In 2020, the proportion of 15-year-olds who were fully immunised against HPV was:
- 81% of girls, an increase from 80% in 2019
- 78% of boys, an increase from 77% in 2019 (NCIRS 2021).
As of 30 April 2022, among people aged 16–24:
- 91% had received one dose of the COVID-19 vaccination.
- 89% had been fully vaccinated (Department of Health 2022b).
Females (90%) were slightly more likely than males (87%) to be fully vaccinated against COVID-19. For the most recent vaccination data, see the Department of Health’s COVID-19 vaccination – vaccination data (Department of Health 2022b).

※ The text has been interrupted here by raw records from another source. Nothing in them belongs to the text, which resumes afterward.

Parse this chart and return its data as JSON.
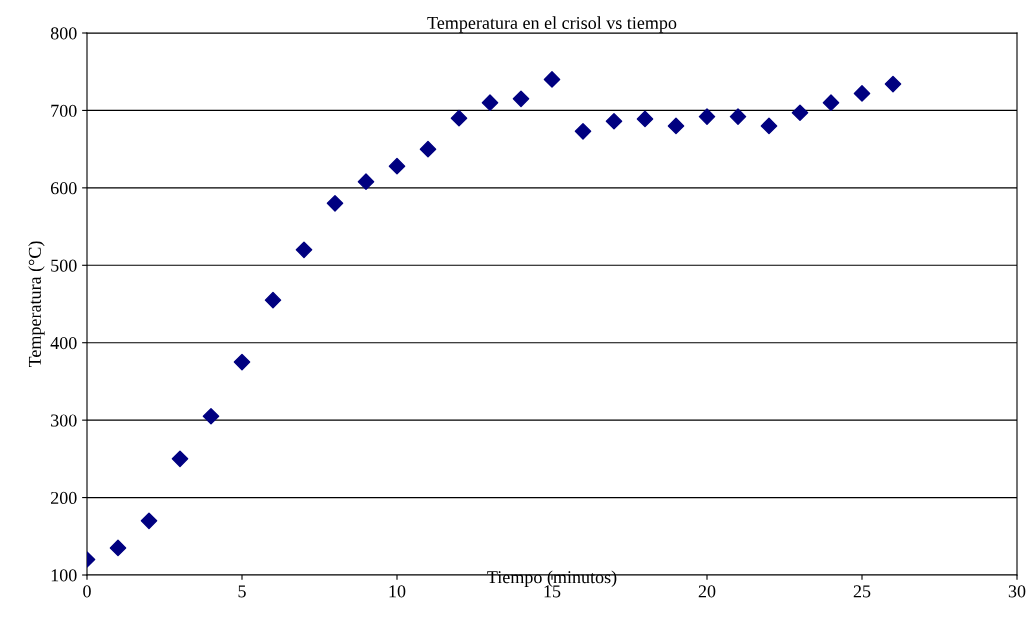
{
  "chart_data": {
    "type": "scatter",
    "title": "Temperatura en el crisol vs tiempo",
    "xlabel": "Tiempo (minutos)",
    "ylabel": "Temperatura (°C)",
    "x": [
      0,
      1,
      2,
      3,
      4,
      5,
      6,
      7,
      8,
      9,
      10,
      11,
      12,
      13,
      14,
      15,
      16,
      17,
      18,
      19,
      20,
      21,
      22,
      23,
      24,
      25,
      26
    ],
    "series": [
      {
        "color": "#000080",
        "values": [
          120,
          135,
          170,
          250,
          305,
          375,
          455,
          520,
          580,
          608,
          628,
          650,
          690,
          710,
          715,
          740,
          673,
          686,
          689,
          680,
          692,
          692,
          680,
          697,
          710,
          722,
          734
        ]
      }
    ],
    "xlim": [
      0,
      30
    ],
    "xticks": [
      0,
      5,
      10,
      15,
      20,
      25,
      30
    ],
    "ylim": [
      100,
      800
    ],
    "yticks": [
      100,
      200,
      300,
      400,
      500,
      600,
      700,
      800
    ],
    "grid": "y",
    "marker": "diamond",
    "legend": false
  }
}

See Immunisation and vaccination. For more information on the health impact of the pandemic, See ‘Chapter 1& The impact of a new disease: COVID-19 from 2020, 2021 and into 2022’ in Australia’s health 2022: data insights.
The ABS Patient Experiences in Australia survey collects information about access and barriers to a range of health care services. The 2020–21 survey included new questions to try and better understand the impact of COVID-19 with particular focus on the introduction of telehealth appointments.
Among people aged 15–24, females (29%) were more likely than males (14%) to have used a telehealth appointment for their own health in the last 12 months before the survey. The most common health service used by young people was a GP (Figure 3).
In 2020–21, most young people who saw a GP said the GP always: listened carefully (71%), showed respect (79%), and spent enough time with them (72%). Additionally, less young people reported waiting longer than they felt was acceptable to get an appointment in 2020–21 (13%) compared with 2018–19 (19%) (ABS 2019b, 2021b).